Slog is one of those words that fills the mouth like a caramel, like you’re trying to eat a caramel as you say it, pushing it off the back of your teeth. It’s a nice word. Does that bring comfort? Can you really be thankful for a bad writing day. For a week of slowness. thickness. I don’t know, I don’t think so. But I’m saying it anyway. Performative utterance to make something happen. To keep my fingers on the keys.
Writing at the moment is so much like a millstone churning round. I don’t think I’ve ever seen a millstone in action, but we can all imagine it. The grooves in the stone catch and crush the wheat. Rasp the casings from them very slowly, spreading their insides out until all that’s left is a fine powder. Is this a healthy process? I’m tapping with blank eyes, with dry lips. I’m cutting the flour with white dirt, that’s what it feels like. Nothing is pure as I want for it. And it’s my own doing.
But let’s say that the upside of the imagination currently stalling is that moment to, if not pause, at least look around as you crank the handle, as the internet fizzes about you. Rub your aching hands. Waves hit the sea on a distant beach. The sun lingers a bit in the sky, never quite enough. A cold front moves in West from the Atlantic. Someone sits very quietly in a room, hating their hopefulness and ill at ease with all they have written, and alone with this. And then you find two pieces, one after the other, that help:
I am tired. I am tired of speech
and of action. In the heart of me
you will find a tiny handful of
dust. Take it and blow it out
upon the wind. Let the wind have
it and it will find its way home.
There are beautiful wild forces within us.

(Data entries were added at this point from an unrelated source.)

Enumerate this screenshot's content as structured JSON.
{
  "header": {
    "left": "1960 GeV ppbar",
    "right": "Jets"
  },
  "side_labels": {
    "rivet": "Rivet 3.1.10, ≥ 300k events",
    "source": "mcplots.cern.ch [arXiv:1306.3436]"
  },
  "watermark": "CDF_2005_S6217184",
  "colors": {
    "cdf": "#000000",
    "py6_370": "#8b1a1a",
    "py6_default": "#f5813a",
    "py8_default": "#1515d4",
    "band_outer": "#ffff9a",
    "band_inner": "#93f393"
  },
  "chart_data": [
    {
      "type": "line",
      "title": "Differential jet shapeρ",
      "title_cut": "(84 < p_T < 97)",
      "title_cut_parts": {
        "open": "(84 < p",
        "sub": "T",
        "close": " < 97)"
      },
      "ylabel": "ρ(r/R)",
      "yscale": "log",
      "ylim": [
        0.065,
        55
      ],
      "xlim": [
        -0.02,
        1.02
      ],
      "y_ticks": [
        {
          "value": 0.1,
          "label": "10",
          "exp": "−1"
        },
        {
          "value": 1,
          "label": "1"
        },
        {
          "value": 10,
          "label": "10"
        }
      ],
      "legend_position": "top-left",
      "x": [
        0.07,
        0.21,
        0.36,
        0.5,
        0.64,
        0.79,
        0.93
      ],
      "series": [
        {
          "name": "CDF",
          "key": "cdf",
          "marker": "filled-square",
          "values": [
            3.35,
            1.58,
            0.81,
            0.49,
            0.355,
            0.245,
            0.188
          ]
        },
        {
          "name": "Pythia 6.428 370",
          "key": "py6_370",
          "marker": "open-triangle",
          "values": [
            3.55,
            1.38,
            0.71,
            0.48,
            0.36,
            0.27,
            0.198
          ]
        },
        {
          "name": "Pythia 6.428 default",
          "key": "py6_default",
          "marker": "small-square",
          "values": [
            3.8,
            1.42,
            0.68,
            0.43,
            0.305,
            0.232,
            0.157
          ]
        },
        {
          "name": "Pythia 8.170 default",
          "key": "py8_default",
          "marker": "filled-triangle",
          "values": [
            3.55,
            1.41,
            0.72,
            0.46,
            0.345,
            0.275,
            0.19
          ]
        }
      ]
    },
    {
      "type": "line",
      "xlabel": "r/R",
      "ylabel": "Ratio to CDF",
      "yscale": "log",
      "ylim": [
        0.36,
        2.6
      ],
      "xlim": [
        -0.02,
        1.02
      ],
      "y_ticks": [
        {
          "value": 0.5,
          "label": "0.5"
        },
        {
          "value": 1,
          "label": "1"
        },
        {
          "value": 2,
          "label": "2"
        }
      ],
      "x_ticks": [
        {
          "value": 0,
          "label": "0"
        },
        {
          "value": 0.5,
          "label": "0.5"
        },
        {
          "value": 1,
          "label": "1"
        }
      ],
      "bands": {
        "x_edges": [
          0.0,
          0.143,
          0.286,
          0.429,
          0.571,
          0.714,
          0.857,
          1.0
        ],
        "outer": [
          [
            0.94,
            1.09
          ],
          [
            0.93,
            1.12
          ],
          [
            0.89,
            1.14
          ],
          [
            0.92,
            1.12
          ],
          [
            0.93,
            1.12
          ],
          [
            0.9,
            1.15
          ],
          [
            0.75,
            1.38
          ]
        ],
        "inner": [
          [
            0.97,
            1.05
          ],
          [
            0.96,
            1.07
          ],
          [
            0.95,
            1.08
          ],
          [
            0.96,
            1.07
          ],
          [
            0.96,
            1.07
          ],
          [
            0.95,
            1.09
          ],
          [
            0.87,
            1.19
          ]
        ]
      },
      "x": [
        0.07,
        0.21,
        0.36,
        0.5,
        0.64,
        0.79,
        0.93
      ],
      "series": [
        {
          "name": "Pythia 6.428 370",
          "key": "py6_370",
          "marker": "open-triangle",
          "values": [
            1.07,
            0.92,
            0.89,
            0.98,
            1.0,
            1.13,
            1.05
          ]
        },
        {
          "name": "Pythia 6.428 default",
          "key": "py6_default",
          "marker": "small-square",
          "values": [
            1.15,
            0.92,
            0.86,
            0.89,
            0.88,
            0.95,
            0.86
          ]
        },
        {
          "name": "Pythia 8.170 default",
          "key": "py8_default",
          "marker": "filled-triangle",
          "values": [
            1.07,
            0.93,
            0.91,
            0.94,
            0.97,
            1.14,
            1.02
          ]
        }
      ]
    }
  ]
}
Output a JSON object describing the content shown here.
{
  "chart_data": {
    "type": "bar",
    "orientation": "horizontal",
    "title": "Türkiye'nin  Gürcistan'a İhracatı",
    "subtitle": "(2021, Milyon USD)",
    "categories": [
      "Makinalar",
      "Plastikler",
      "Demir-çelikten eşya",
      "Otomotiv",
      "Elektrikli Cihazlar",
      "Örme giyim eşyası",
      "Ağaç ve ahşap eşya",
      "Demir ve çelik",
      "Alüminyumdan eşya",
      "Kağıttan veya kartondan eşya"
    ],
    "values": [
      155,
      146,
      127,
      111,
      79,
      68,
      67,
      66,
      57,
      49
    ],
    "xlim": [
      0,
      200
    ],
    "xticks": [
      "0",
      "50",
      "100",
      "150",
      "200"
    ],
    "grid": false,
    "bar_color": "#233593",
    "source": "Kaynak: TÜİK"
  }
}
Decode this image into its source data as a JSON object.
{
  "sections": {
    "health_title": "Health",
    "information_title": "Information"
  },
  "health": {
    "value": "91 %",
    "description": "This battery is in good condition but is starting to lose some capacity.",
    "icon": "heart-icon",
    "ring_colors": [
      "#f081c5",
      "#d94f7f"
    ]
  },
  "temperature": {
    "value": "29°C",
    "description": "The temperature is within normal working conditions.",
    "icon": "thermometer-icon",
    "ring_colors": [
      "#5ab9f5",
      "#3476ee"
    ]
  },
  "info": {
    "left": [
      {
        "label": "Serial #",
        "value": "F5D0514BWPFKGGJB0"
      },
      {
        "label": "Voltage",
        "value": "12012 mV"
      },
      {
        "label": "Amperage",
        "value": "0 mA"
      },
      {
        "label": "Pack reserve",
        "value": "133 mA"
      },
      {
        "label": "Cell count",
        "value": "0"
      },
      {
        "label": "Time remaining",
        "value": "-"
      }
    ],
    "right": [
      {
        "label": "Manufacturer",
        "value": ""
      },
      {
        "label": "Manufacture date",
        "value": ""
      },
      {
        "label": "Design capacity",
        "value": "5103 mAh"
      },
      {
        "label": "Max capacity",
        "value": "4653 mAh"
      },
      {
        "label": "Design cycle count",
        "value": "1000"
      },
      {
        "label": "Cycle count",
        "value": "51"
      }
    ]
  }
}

Let them turn the mills inside
that feed even
The first is Tennessee Williams, from ‘Blue Song’, and the second, St Francis of Assisi. The internet gives us the illusion of symmetry which is the truth of sympathetic thoughts, across time, across language, across veracity – who knows if St Francis really wrote those words, I am trusting a random quoter on the internet – whatever form, whatever instability is present in both sentiments shared in the one space, it feels good to have faith in the complicated something they give. In the current that passes through them when you bring them together like this, and let them blow out again.